University Of North Carolina Academic Fraud: Over 3,100 Students Implicated, Fake Classes Found


An eight-month probe has implicated more than 3,100 students. The report found that the “shadow curriculum” that existed at the University of North Carolina at Chapel Hill from 1993 to 2011 offered a grade-point boost from phony coursework, including a disproportionately high percentage of student-athletes.

The Washington Post says that the investigation was completed by attorney and former Department of Justice official Kenneth Wainstein. The Wainstein report looked closely at the ties between the student atheletes and the Department of African and Afro-American Studies. The report found that the department essentially existed to pad students’ grades when they put little to no effort into the class, sometimes not even attending class at all.

The report notes that the investigation looked into Deborah Crowder, a secretary in the African and Afro-American Studies department. Crowder had begun the “shadow curriculum” about a year after Julius Nyang’oro became head of the department and practiced indifferent oversight, according to The Washington Post.

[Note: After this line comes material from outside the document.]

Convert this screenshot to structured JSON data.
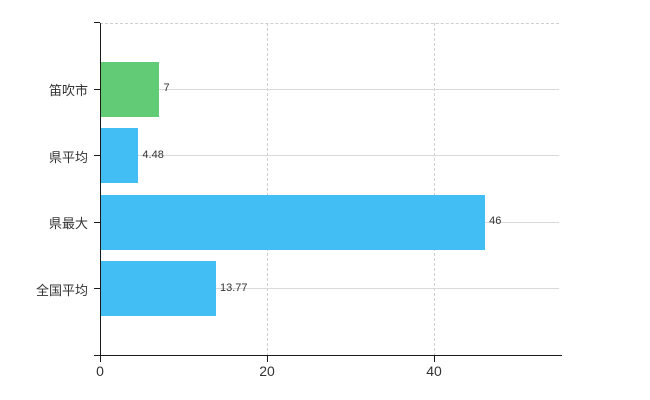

“She designed and offered what are called ‘paper classes.’ Hundreds of the courses were independent-study. Yet when the university tightened standards on the amount of independent study a student could undertake, Crowder altered her program, creating courses she identified as lecture courses, but which mirrored independent study in that lectures never happened. The Wainstein report found 188 such courses between 1999 and 2011, in which 47.4 percent of the enrollments were student-athletes, who generally comprise 4 percent of the student population. Once Crowder retired in 2009, Nyang’oro sustained the practices for two more years until his retirement in 2011, albeit less voluminously.”

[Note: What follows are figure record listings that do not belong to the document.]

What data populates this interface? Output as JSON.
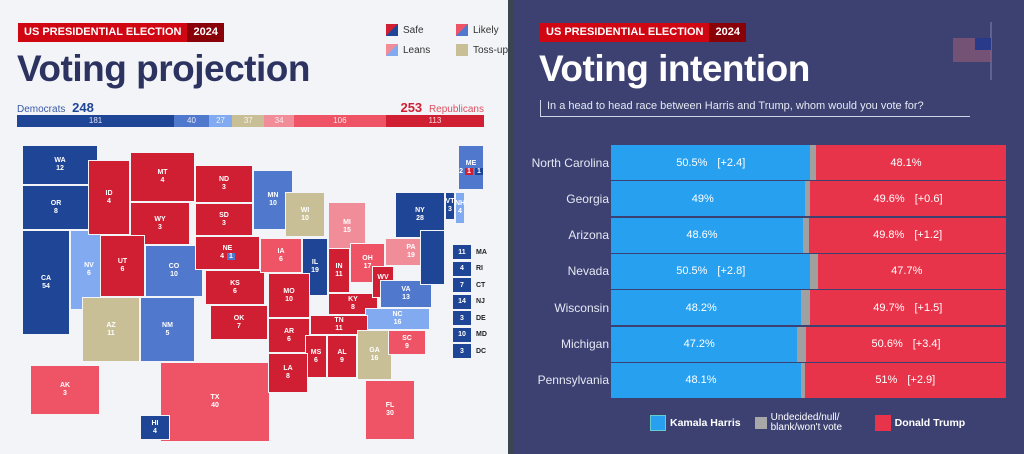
{
  "left": {
    "tag": {
      "label": "US PRESIDENTIAL ELECTION",
      "year": "2024"
    },
    "title": "Voting projection",
    "legend": [
      {
        "label": "Safe"
      },
      {
        "label": "Likely"
      },
      {
        "label": "Leans"
      },
      {
        "label": "Toss-up"
      }
    ],
    "democrats": {
      "label": "Democrats",
      "total": "248"
    },
    "republicans": {
      "label": "Republicans",
      "total": "253"
    }
  },
  "colors": {
    "safe_d": "#1f4597",
    "likely_d": "#5078cc",
    "lean_d": "#82aaf0",
    "tossup": "#c9bf97",
    "lean_r": "#f08d99",
    "likely_r": "#ee5466",
    "safe_r": "#d01f33"
  },
  "chart_data": [
    {
      "type": "bar",
      "title": "Voting projection",
      "stacked": true,
      "categories": [
        "Safe D",
        "Likely D",
        "Lean D",
        "Toss-up",
        "Lean R",
        "Likely R",
        "Safe R"
      ],
      "values": [
        181,
        40,
        27,
        37,
        34,
        106,
        113
      ],
      "states": [
        {
          "abbr": "WA",
          "votes": "12",
          "rating": "safe_d"
        },
        {
          "abbr": "OR",
          "votes": "8",
          "rating": "safe_d"
        },
        {
          "abbr": "CA",
          "votes": "54",
          "rating": "safe_d"
        },
        {
          "abbr": "NV",
          "votes": "6",
          "rating": "lean_d"
        },
        {
          "abbr": "ID",
          "votes": "4",
          "rating": "safe_r"
        },
        {
          "abbr": "MT",
          "votes": "4",
          "rating": "safe_r"
        },
        {
          "abbr": "WY",
          "votes": "3",
          "rating": "safe_r"
        },
        {
          "abbr": "UT",
          "votes": "6",
          "rating": "safe_r"
        },
        {
          "abbr": "CO",
          "votes": "10",
          "rating": "likely_d"
        },
        {
          "abbr": "AZ",
          "votes": "11",
          "rating": "tossup"
        },
        {
          "abbr": "NM",
          "votes": "5",
          "rating": "likely_d"
        },
        {
          "abbr": "ND",
          "votes": "3",
          "rating": "safe_r"
        },
        {
          "abbr": "SD",
          "votes": "3",
          "rating": "safe_r"
        },
        {
          "abbr": "NE",
          "votes": "4",
          "rating": "safe_r"
        },
        {
          "abbr": "KS",
          "votes": "6",
          "rating": "safe_r"
        },
        {
          "abbr": "OK",
          "votes": "7",
          "rating": "safe_r"
        },
        {
          "abbr": "TX",
          "votes": "40",
          "rating": "likely_r"
        },
        {
          "abbr": "AK",
          "votes": "3",
          "rating": "likely_r"
        },
        {
          "abbr": "HI",
          "votes": "4",
          "rating": "safe_d"
        },
        {
          "abbr": "MN",
          "votes": "10",
          "rating": "likely_d"
        },
        {
          "abbr": "WI",
          "votes": "10",
          "rating": "tossup"
        },
        {
          "abbr": "MI",
          "votes": "15",
          "rating": "lean_r"
        },
        {
          "abbr": "IA",
          "votes": "6",
          "rating": "likely_r"
        },
        {
          "abbr": "IL",
          "votes": "19",
          "rating": "safe_d"
        },
        {
          "abbr": "IN",
          "votes": "11",
          "rating": "safe_r"
        },
        {
          "abbr": "OH",
          "votes": "17",
          "rating": "likely_r"
        },
        {
          "abbr": "PA",
          "votes": "19",
          "rating": "lean_r"
        },
        {
          "abbr": "NY",
          "votes": "28",
          "rating": "safe_d"
        },
        {
          "abbr": "MO",
          "votes": "10",
          "rating": "safe_r"
        },
        {
          "abbr": "KY",
          "votes": "8",
          "rating": "safe_r"
        },
        {
          "abbr": "WV",
          "votes": "4",
          "rating": "safe_r"
        },
        {
          "abbr": "VA",
          "votes": "13",
          "rating": "likely_d"
        },
        {
          "abbr": "NC",
          "votes": "16",
          "rating": "lean_d"
        },
        {
          "abbr": "TN",
          "votes": "11",
          "rating": "safe_r"
        },
        {
          "abbr": "AR",
          "votes": "6",
          "rating": "safe_r"
        },
        {
          "abbr": "MS",
          "votes": "6",
          "rating": "safe_r"
        },
        {
          "abbr": "AL",
          "votes": "9",
          "rating": "safe_r"
        },
        {
          "abbr": "GA",
          "votes": "16",
          "rating": "tossup"
        },
        {
          "abbr": "SC",
          "votes": "9",
          "rating": "likely_r"
        },
        {
          "abbr": "LA",
          "votes": "8",
          "rating": "safe_r"
        },
        {
          "abbr": "FL",
          "votes": "30",
          "rating": "likely_r"
        },
        {
          "abbr": "VT",
          "votes": "3",
          "rating": "safe_d"
        },
        {
          "abbr": "NH",
          "votes": "4",
          "rating": "lean_d"
        },
        {
          "abbr": "ME",
          "votes": "2",
          "rating": "likely_d"
        }
      ],
      "maine_districts": [
        "1",
        "1"
      ],
      "nebraska_district": "1",
      "small_states": [
        {
          "abbr": "MA",
          "votes": "11"
        },
        {
          "abbr": "RI",
          "votes": "4"
        },
        {
          "abbr": "CT",
          "votes": "7"
        },
        {
          "abbr": "NJ",
          "votes": "14"
        },
        {
          "abbr": "DE",
          "votes": "3"
        },
        {
          "abbr": "MD",
          "votes": "10"
        },
        {
          "abbr": "DC",
          "votes": "3"
        }
      ]
    },
    {
      "type": "bar",
      "title": "Voting intention",
      "stacked": true,
      "orientation": "horizontal",
      "question": "In a head to head race between Harris and Trump, whom would you vote for?",
      "series_names": [
        "Kamala Harris",
        "Undecided/null/ blank/won't vote",
        "Donald Trump"
      ],
      "rows": [
        {
          "state": "North Carolina",
          "harris": 50.5,
          "harris_label": "50.5%",
          "harris_lead": "[+2.4]",
          "trump": 48.1,
          "trump_label": "48.1%",
          "trump_lead": ""
        },
        {
          "state": "Georgia",
          "harris": 49,
          "harris_label": "49%",
          "harris_lead": "",
          "trump": 49.6,
          "trump_label": "49.6%",
          "trump_lead": "[+0.6]"
        },
        {
          "state": "Arizona",
          "harris": 48.6,
          "harris_label": "48.6%",
          "harris_lead": "",
          "trump": 49.8,
          "trump_label": "49.8%",
          "trump_lead": "[+1.2]"
        },
        {
          "state": "Nevada",
          "harris": 50.5,
          "harris_label": "50.5%",
          "harris_lead": "[+2.8]",
          "trump": 47.7,
          "trump_label": "47.7%",
          "trump_lead": ""
        },
        {
          "state": "Wisconsin",
          "harris": 48.2,
          "harris_label": "48.2%",
          "harris_lead": "",
          "trump": 49.7,
          "trump_label": "49.7%",
          "trump_lead": "[+1.5]"
        },
        {
          "state": "Michigan",
          "harris": 47.2,
          "harris_label": "47.2%",
          "harris_lead": "",
          "trump": 50.6,
          "trump_label": "50.6%",
          "trump_lead": "[+3.4]"
        },
        {
          "state": "Pennsylvania",
          "harris": 48.1,
          "harris_label": "48.1%",
          "harris_lead": "",
          "trump": 51,
          "trump_label": "51%",
          "trump_lead": "[+2.9]"
        }
      ]
    }
  ],
  "right": {
    "tag": {
      "label": "US PRESIDENTIAL ELECTION",
      "year": "2024"
    },
    "title": "Voting intention",
    "legend": {
      "harris": "Kamala Harris",
      "undecided": "Undecided/null/ blank/won't vote",
      "trump": "Donald Trump"
    }
  }
}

However, it wasn’t just the African and Afro-American Studies Department acting alone. It appears that the athletics department worked closely with Crowder, going so far as to send lists of players to be enrolled in ‘paper classes’ each term, and in some cases apparently even indicated for Crowder the grade or grade range the player would need to earn in the class to maintain eligibility.

The Charlotte Observer reports that as a result of the investigation, nine employees were terminated or put on administrative leave. The university declined to identify the nine employees being terminated or under disciplinary review, citing personnel laws.

Though Wainstein didn’t put an exact label on what was happening at UNC, he did use some pretty harsh words when describing what he found. He described the actions of UNC officials as the focus of the investigation. He called the “paper classes” Crowder initiated “watered down” and “corrupted” versions of legitimate forms of teaching. Crowder, an administrator, not a professor, assigned high grades to student papers without reading them in full, he said.

Chancellor Folt said Wainstein’s findings definitely show that the fraud was both an academic and athletic problem.

“The bad actions of a very few and inaction of many more failed our students, faculty and staff and undermined our institution. [Which is an] inexcusable betrayal of our values.”

Though the university is trying to make things right now, during the time of the scandal it was common knowledge within the support program that the classes didn’t meet, were easy and offered high grades, the report says. They became such a crutch that when Crowder retired in 2009, football team counselors were desperate for the classes to continue, warning coaches that the team’s overall GPA would plummet without them, which it did.

What do you think should happen now that many of the players and officials have left the school? Should the students who graduated with these “shadow classes” on their record face any sort of repercussions, or should they be left alone since the classes were sanctioned on a higher level?